R Markdown Notebook

R is a free, open-source programming language widely used in academia and industry for data analysis, statistical modeling, and data visualization.

We are working with an R Markdown file Cereals_Heatmap.Rmd. With R Markdown, we can generate reproducible workflows and create reports we can share as HTML pages, PDF files or Word documents.

We can add a new code chunk by clicking the Insert button.


Preliminaries

Save this file with another name to preserve the original. Add your name as author in the **yaml* code above.


Heatmap practice

Heatmaps are a way to colorize, visualize, and organize a data set with the goal of finding relationships among observations and features.

Breakfast cereal

Let’s address a question of great importance to all breakfast eaters: Should I stick with Lucky Charms or switch to Wheaties?

We have a file with nutrition data on 80 cereal products. This data set is not part of R, and we will read the file in from our directory.

# Read the file in your directory and assign the output to `cereal_data`
# csv stands for "comma separated values"
# csv format is common in data analysis

cereal <- read.csv("cereal.csv")


Let’s look at what we have:

# The View() function lets us see the entire table
View(cereal)


The rows are cereals and the columns are nutrition features. When we worked with the mtcars data, the rows were cars and the columns were performance features.

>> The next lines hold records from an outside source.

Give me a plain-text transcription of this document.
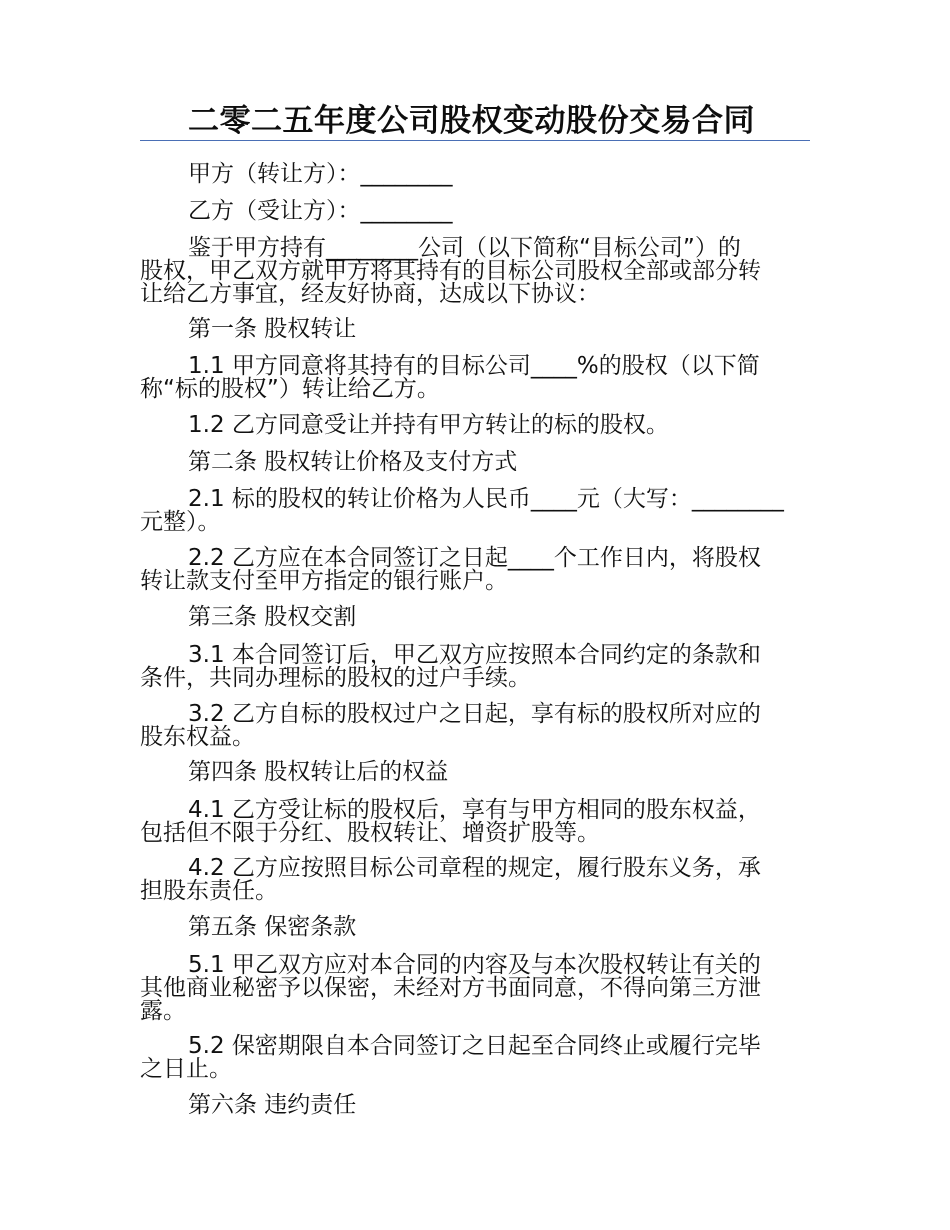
二零二五年度公司股权变动股份交易合同
甲方（转让方）：________
乙方（受让方）：________
鉴于甲方持有________公司（以下简称“目标公司”）的
股权，甲乙双方就甲方将其持有的目标公司股权全部或部分转
让给乙方事宜，经友好协商，达成以下协议：
第一条 股权转让
1.1 甲方同意将其持有的目标公司____%的股权（以下简
称“标的股权”）转让给乙方。
1.2 乙方同意受让并持有甲方转让的标的股权。
第二条 股权转让价格及支付方式
2.1 标的股权的转让价格为人民币____元（大写：________
元整）。
2.2 乙方应在本合同签订之日起____个工作日内，将股权
转让款支付至甲方指定的银行账户。
第三条 股权交割
3.1 本合同签订后，甲乙双方应按照本合同约定的条款和
条件，共同办理标的股权的过户手续。
3.2 乙方自标的股权过户之日起，享有标的股权所对应的
股东权益。
第四条 股权转让后的权益
4.1 乙方受让标的股权后，享有与甲方相同的股东权益，
包括但不限于分红、股权转让、增资扩股等。
4.2 乙方应按照目标公司章程的规定，履行股东义务，承
担股东责任。
第五条 保密条款
5.1 甲乙双方应对本合同的内容及与本次股权转让有关的
其他商业秘密予以保密，未经对方书面同意，不得向第三方泄
露。
5.2 保密期限自本合同签订之日起至合同终止或履行完毕
之日止。
第六条 违约责任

The columns of the cereal dataset are

  • name: Name of cereal
  • calories: calories per serving
  • protein: grams of protein
  • fat: grams of fat
  • sodium: milligrams of sodium
  • fiber: grams of dietary fiber
  • carbo: grams of complex carbohydrates
  • sugars: grams of sugars
  • potass: milligrams of potassium
  • vitamins: vitamins and minerals - 0, 25, or 100
  • shelf: display shelf (1, 2, or 3, counting from the floor)
  • weight: weight in ounces of one serving
  • cups: number of cups in one serving
  • rating: a rating of the cereals, unknown source

Data manipulation

We have to do some manipulation of the data before we can make a heatmap. We learned that heatmap() takes a matrix of number values as input. You can remind yourself of this by using the help() function!

The first column of cereal is names. We have to remove this column because it is text or character data not numeric. But first, let’s set the cereal names as the row names for our table. The columns are already named for us. Then we can remove the names column and ensure the data is a matrix of number values.

# Create an object of names from the first column 
rnames <- cereal[,1]

# Then remove the first column
cereal_noCol1 <- cereal[,-1]

# Set `rnames` (the cereals) as row names of your data
row.names(cereal_noCol1) <- rnames

# Make sure the data is in matrix form
# cereal_data is the object we will do our analysis with
cereal_data <- as.matrix(cereal_noCol1)


Check the matrix before continuing:

# The View() function lets us see the entire table
View(cereal_data)


Let’s see if we can find some relationships with the heatmap() function as we previously did with mtcars.

# the heatmap function works with a single argument- our data
heatmap(cereal_data)


As we saw with the mtcars analysis, the different features have different ranges. When their values are converted to colors, we don’t capture the true differences. We will use the same strategy and scale the data so the ranges are similar.

# Scale the data
cereal_scaled <- scale(cereal_data)

# What does the heatmap look like with scaling?
heatmap(cereal_scaled)


Are there patterns in the data? What kinds of cereals are grouped together?

Back to our original question. Should we switch from Lucky Charms to Wheaties? I guess it depends on whether we want to be “healthy” or enjoy our sugar fix!

Can you make a guess as to what features the cereal ratings may have stressed?


Color schemes

We can use a color palette to change the color coding and style of our heatmap.

RColorBrewer is an R package that contains ready-to-use color palettes for creating nice graphics.

# Packages are loaded with the library() function
library(RColorBrewer)

# Parameters for plotting 
par(cex = 0.5)

# Get a graphic for all color schemes
display.brewer.all()

The default color-coding by heatmap is “YlOrRd” which is the top row.

We can use any of the palettes provided. Perhaps another scheme reveals relationships in the data more effectively or it is just more fun.

# Re-create the heatmap with a different color palette
heatmap(cereal_scaled, col=brewer.pal(8,"Greens"))


Summary

Congratulations! You completed your first solo R activity!